Pourtant, a déclaré Foxman, le fait que Pollard reste en prison malgré ses espionnages pour un allié montre qu'il y a une «vendetta en cours» contre lui.
Foxman ajoute: « Si ce n'était qu'une vendetta contre un seul individu, ce serait déjà assez grave. Mais cela est devenu un contre la communauté juive américaine. »
Foxman a appelé à la libération conditionnelle de Pollard pour des terrains humanitaires. Il a appelé l'emprisonnement continu de Pollard «un effort pour intimider les Juifs américains. Et, c'est une intimidation qui ne peut être basée que sur un stéréotype antisémite sur la communauté juive, celle que nous avons vue confirmée dans nos sondages d'opinion publique au fil des ans, la croyance que les Juifs américains sont plus fidèles à Israël qu'à leur propre pays, aux États-Unis.»

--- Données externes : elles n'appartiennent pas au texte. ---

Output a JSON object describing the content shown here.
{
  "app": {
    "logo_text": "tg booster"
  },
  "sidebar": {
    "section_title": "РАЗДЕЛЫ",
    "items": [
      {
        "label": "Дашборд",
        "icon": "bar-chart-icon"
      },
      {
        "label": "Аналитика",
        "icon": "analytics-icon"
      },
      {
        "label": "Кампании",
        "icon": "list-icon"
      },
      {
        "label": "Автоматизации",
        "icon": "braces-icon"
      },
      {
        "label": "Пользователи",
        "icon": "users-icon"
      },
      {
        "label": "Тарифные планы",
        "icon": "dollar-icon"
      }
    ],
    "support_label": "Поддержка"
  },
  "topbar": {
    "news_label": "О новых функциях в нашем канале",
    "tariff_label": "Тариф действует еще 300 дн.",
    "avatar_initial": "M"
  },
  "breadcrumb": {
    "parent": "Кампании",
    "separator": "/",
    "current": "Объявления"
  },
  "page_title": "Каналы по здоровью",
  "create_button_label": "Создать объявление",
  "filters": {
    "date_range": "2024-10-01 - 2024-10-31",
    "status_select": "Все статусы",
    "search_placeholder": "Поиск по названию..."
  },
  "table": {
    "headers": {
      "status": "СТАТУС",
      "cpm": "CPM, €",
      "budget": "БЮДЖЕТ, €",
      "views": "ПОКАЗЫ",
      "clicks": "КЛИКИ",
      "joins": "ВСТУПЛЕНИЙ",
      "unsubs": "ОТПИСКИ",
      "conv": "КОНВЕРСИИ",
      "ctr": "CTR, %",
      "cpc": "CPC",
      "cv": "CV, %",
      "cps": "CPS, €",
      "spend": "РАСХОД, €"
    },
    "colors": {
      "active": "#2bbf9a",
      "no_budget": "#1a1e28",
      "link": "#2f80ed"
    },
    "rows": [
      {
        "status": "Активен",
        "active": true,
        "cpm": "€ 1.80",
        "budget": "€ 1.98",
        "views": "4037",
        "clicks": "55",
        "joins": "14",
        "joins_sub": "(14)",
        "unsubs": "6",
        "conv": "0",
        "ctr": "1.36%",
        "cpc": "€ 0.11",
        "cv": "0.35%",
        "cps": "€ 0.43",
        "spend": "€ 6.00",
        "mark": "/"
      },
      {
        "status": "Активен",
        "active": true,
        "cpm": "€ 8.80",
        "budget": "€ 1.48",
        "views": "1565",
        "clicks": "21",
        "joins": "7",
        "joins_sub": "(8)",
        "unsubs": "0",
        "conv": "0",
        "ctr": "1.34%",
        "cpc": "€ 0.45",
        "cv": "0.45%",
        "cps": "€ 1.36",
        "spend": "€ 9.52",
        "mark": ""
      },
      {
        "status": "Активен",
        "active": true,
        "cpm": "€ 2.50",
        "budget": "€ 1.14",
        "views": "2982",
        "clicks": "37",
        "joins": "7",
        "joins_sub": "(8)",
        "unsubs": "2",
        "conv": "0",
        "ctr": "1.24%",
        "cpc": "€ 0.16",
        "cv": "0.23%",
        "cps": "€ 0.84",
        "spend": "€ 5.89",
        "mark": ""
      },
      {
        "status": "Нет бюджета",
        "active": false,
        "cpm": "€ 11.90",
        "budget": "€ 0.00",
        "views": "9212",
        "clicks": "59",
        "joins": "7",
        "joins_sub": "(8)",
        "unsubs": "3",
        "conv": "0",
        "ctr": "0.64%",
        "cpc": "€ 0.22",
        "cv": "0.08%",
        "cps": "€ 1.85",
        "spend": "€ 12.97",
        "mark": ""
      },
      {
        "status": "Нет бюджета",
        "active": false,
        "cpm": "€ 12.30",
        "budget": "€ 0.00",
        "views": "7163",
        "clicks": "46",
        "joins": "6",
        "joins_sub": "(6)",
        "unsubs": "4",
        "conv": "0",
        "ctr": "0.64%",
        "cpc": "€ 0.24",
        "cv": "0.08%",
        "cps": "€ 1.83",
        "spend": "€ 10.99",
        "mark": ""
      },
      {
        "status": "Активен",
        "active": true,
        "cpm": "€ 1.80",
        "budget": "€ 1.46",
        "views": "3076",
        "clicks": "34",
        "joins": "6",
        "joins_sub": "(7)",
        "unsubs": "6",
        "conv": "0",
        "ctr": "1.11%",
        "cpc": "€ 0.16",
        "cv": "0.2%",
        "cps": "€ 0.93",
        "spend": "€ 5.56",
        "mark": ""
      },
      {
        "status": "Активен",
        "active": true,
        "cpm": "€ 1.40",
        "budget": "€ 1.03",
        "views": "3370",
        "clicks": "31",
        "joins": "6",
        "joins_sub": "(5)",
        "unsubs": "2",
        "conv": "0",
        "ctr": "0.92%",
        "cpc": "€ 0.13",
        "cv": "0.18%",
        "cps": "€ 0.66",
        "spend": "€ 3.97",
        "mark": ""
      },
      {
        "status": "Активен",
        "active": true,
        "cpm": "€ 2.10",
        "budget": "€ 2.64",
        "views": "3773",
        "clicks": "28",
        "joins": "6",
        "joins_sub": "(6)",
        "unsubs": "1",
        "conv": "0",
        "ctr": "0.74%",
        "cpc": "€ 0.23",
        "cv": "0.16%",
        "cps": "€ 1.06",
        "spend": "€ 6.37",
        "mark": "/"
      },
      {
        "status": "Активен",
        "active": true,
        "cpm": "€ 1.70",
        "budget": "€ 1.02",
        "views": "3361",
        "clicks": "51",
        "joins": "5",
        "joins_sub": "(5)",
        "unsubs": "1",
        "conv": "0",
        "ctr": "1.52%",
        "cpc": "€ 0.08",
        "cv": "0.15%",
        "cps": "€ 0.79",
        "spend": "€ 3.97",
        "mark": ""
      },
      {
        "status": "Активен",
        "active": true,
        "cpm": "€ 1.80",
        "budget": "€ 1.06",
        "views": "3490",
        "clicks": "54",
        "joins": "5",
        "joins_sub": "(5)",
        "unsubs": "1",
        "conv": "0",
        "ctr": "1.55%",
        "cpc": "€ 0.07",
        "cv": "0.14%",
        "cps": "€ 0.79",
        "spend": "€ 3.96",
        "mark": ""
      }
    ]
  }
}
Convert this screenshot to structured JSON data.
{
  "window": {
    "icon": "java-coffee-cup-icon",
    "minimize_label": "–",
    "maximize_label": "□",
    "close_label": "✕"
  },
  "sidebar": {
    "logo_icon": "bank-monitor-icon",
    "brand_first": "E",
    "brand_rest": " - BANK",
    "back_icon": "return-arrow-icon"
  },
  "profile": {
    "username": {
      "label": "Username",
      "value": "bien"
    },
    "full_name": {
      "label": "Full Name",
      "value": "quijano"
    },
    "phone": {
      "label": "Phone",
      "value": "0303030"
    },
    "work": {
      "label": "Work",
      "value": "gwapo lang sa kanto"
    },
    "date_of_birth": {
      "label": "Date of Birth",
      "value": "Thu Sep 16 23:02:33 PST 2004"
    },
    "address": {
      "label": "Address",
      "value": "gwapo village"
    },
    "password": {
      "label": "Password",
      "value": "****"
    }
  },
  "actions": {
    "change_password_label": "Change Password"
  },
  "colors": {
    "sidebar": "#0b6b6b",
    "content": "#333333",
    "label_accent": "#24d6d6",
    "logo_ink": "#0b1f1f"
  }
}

La déclaration de Foxman était en réponse à un éditorial dans Tablet Magazine qui a appelé à la clémence pour Pollard.
Un nombre croissant de chiffres impliqués dans le gouvernement lorsque Pollard a été condamné à perpétuité en 1987 pour espionnage pour Israël croit maintenant que sa peine devrait être commuée et a appelé à la clémence.